An Egyptian court on Thursday sentenced 21 people to death after convicting them earlier of belonging to a “terrorist cell” linked to the Daesh terrorist group, according to a judicial source.
The unnamed source, who was quoted in local media, said the Cairo Criminal Court had sentenced 21 people to death — 16 of whom had been tried in absentia — after convicting them earlier of joining Daesh in Egypt’s northern Damietta province.
The court also sentenced four other people to 25 years each behind bars in the same case, while three others were slapped with 15-year jail terms.

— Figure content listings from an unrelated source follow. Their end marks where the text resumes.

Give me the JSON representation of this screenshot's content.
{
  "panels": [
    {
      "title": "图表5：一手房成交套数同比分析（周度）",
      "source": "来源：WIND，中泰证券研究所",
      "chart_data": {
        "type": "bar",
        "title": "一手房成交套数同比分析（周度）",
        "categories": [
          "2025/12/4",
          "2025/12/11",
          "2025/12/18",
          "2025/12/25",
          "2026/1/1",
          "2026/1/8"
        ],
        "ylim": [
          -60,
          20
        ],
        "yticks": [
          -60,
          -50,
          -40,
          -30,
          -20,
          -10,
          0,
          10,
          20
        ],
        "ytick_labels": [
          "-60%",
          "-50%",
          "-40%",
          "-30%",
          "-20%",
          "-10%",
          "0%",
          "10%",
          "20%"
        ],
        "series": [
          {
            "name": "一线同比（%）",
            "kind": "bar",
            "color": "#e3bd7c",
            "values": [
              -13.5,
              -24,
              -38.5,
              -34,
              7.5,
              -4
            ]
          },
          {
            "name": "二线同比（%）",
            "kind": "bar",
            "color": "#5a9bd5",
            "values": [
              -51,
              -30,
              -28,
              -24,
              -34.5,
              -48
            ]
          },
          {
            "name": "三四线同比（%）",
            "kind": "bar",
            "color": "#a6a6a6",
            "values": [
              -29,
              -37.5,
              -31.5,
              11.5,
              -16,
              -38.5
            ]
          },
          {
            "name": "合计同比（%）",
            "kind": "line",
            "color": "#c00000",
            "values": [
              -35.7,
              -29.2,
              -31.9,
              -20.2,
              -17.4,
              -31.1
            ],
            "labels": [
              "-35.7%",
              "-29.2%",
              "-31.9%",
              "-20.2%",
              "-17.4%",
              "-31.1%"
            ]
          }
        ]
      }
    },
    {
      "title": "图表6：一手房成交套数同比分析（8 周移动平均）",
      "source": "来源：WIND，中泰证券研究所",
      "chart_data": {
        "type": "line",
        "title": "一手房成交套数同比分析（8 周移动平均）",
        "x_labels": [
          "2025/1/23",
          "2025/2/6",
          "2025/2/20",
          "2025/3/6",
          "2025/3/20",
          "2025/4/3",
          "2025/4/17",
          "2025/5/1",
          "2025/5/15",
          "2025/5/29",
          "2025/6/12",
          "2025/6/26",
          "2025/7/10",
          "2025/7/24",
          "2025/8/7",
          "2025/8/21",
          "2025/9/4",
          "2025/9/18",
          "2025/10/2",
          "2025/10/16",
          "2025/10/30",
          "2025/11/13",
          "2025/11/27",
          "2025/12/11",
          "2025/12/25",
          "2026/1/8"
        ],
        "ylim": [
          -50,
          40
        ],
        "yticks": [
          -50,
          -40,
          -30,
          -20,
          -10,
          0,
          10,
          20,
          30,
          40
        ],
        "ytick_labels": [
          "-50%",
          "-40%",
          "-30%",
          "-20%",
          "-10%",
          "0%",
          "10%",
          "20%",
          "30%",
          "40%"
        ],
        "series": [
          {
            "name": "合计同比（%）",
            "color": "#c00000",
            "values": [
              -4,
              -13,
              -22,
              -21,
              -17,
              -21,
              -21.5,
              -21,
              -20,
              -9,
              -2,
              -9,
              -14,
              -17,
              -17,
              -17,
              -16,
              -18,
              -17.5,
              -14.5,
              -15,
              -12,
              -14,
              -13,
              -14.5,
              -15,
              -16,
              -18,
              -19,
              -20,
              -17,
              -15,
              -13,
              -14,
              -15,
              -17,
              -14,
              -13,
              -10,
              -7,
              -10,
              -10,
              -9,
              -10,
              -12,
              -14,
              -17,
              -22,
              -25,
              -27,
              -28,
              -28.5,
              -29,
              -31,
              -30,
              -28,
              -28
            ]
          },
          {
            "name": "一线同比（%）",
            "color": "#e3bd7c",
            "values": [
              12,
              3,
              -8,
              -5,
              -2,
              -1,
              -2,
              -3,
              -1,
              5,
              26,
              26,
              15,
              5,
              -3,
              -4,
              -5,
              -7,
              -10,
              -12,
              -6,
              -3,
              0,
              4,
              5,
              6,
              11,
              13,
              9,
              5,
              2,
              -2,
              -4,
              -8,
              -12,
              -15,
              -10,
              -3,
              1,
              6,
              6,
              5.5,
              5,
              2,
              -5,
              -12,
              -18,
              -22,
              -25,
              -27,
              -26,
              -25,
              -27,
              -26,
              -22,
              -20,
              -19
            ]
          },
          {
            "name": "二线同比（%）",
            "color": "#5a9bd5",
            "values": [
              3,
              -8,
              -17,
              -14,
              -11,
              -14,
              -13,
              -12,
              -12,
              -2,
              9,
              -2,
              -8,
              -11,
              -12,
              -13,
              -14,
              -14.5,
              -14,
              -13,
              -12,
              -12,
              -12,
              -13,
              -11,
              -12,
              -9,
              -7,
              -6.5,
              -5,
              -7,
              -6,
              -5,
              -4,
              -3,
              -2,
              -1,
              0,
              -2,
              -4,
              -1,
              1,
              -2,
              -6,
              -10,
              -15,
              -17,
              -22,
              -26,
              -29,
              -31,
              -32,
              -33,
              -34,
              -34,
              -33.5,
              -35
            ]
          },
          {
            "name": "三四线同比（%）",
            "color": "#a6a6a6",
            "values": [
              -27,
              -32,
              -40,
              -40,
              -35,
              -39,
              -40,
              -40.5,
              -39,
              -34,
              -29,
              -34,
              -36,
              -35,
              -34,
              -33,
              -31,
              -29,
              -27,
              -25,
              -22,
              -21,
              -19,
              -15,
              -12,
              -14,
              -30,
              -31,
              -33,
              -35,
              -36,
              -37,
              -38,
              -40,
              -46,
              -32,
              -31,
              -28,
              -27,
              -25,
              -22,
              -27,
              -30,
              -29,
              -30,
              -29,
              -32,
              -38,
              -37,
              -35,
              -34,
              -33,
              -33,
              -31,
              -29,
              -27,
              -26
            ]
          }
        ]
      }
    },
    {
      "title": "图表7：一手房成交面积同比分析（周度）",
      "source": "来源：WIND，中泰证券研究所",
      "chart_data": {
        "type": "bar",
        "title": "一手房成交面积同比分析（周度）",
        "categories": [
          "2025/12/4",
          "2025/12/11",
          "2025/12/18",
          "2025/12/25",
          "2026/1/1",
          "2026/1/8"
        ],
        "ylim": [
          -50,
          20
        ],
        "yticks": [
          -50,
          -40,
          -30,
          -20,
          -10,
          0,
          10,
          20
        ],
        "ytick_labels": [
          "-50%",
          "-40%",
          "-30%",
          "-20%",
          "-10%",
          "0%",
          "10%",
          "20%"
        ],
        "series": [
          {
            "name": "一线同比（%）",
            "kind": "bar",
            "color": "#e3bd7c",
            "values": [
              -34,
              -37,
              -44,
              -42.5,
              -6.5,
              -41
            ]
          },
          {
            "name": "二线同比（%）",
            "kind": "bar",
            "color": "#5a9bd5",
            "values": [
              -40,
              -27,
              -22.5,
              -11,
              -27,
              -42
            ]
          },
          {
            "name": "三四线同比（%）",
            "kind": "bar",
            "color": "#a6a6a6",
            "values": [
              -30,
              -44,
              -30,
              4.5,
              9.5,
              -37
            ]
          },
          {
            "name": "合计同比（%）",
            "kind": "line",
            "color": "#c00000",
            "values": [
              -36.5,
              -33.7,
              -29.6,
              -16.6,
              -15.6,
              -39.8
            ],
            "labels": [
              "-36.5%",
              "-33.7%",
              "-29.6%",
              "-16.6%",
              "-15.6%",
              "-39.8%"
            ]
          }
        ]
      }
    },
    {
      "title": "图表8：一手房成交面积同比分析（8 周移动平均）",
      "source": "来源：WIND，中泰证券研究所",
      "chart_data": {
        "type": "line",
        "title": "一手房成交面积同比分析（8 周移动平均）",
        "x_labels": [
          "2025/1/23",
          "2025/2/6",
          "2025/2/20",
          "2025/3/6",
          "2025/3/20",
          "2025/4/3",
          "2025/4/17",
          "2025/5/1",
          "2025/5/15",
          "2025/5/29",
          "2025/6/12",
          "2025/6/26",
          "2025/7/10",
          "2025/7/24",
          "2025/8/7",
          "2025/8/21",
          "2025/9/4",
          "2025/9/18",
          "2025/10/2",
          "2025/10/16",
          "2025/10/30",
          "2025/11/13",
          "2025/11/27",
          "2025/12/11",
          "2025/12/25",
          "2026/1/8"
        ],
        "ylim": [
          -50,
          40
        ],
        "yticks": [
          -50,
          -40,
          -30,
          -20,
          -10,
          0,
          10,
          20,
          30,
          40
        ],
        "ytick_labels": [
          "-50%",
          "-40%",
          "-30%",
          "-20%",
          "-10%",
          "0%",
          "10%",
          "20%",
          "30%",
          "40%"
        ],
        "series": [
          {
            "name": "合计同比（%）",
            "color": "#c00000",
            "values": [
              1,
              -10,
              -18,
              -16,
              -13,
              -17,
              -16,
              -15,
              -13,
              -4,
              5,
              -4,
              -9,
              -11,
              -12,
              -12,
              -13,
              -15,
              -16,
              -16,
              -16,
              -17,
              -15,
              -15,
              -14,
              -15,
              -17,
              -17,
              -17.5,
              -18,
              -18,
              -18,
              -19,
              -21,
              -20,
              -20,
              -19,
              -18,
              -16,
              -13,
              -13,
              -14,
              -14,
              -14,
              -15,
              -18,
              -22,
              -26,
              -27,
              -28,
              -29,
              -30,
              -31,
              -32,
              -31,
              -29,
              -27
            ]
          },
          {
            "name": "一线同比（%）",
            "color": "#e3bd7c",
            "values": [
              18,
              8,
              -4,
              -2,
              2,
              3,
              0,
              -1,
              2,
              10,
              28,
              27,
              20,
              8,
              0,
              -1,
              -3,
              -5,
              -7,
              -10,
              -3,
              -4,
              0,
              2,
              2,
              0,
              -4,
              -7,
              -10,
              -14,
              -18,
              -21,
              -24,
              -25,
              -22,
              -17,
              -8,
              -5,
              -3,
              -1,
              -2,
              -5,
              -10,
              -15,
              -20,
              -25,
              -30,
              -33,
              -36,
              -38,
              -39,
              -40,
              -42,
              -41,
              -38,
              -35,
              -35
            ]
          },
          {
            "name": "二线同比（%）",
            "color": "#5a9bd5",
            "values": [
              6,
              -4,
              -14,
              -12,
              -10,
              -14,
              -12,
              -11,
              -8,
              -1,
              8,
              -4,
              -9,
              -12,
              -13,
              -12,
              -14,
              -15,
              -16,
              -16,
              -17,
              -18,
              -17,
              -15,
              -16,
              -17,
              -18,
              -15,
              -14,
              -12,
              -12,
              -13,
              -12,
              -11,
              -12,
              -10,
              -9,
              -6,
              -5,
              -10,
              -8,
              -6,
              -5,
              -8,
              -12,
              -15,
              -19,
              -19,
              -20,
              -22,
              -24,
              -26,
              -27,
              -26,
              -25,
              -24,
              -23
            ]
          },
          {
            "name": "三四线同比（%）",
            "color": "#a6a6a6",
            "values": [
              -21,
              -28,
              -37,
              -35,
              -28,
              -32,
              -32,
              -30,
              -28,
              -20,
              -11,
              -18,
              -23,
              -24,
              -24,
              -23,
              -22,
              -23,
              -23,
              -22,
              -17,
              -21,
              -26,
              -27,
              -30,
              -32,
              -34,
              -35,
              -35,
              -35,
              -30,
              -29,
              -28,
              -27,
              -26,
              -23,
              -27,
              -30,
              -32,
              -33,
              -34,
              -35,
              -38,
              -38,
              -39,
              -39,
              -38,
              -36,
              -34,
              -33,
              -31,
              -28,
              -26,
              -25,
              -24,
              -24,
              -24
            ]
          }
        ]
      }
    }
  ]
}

Thursday’s sentences can still be appealed before the Court of Cassation, Egypt’s highest appellate court.
Earlier this month, the European Parliament condemned Egypt’s frequent use of the death penalty, calling on the Egyptian authorities to “halt all imminent executions”.
It went on to voice its “serious concern” over mass trials being conducted in Egypt and the “large number” of death sentences they were producing.
Egypt has been roiled by turmoil since the military ousted and imprisoned Mohamed Morsi, the country’s first freely elected president, in a 2013 military coup.
In the almost five years since, hundreds of people have been sentenced to death on charges of engaging in “acts of violence” under the post-coup regime of President Abdel-Fattah al-Sisi.